My rating: 4 of 5 stars
I was pretty excited to find a YA book from the POV of Catherine Howard. Given that she was 15 when she married Henry VIII, she actually lends herself well to YA, and it was refreshing to read about the thoughts of a teenage girl on being a pawn in her family’s power games, and being married to a man old enough to be her father, rather than from the treatment I usually see of her in historical fiction. I think Libby did an excellent job capturing both this aspect of it, as well as the uncertainty of a teenager, and the insecurities of a teenage girl trying to keep herself from being overshadowed by two of Henry’s more well-known queens, Anne Boleyn and Jane Seymour.

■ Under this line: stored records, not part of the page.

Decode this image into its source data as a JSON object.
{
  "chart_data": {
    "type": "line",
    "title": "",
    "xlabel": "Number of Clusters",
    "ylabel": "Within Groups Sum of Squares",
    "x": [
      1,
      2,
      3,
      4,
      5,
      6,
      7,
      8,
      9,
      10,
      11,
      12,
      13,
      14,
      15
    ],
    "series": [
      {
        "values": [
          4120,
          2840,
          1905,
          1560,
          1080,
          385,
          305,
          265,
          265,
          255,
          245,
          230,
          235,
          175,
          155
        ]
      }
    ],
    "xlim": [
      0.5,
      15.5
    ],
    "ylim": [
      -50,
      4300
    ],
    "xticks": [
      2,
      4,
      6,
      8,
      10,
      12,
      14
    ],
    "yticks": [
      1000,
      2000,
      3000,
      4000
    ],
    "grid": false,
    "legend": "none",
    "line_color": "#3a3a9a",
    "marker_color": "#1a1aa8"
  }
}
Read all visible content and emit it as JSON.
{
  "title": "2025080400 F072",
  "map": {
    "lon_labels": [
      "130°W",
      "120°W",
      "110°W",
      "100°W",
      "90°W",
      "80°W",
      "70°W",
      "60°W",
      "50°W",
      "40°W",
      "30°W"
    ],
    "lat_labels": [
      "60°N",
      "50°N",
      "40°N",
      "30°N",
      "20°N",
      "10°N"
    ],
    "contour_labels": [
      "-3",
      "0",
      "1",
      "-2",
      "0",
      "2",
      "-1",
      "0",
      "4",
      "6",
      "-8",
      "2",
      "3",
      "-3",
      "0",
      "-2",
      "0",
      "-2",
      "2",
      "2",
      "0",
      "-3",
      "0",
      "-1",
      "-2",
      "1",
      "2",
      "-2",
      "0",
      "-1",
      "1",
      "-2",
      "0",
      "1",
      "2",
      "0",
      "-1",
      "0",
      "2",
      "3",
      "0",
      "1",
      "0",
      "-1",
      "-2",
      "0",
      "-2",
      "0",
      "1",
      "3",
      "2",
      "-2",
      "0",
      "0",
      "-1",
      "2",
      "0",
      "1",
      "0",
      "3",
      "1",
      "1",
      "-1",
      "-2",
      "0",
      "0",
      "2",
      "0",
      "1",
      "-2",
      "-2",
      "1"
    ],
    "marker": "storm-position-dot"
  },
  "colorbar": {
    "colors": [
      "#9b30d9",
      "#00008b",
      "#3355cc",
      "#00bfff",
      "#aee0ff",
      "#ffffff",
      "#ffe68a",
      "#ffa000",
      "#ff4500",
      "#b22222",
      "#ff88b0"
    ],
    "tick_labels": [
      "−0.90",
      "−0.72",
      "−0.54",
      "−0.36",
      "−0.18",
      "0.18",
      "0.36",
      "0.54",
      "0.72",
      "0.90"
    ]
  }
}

I felt like the main conflicts of the book – Catherine’s mission to hide the indiscretions of her past, as well as her passion for her cousin, Thomas Culpeper – lacked urgency for a lot of the book, mainly because they didn’t really come to the forefront until about halfway through the book. The first half of the book was mostly watching things happen to Catherine, and while I think this was really powerful, given the position of women during this time, and Catherine’s lack of choice in her family’s plans, I felt like the second half of the book was much more compelling, and I really wish more focus had been put on this. Toward the end, things started happening really fast, without much development, and I think I probably would have preferred if the book had mostly covered those events.
Overall, I think Libby did a good job creating in Catherine a character that was realistic and easy to sympathize with. Even though this book is set almost 500 years ago, I think that the character is one that transcends these centuries and is still relevant.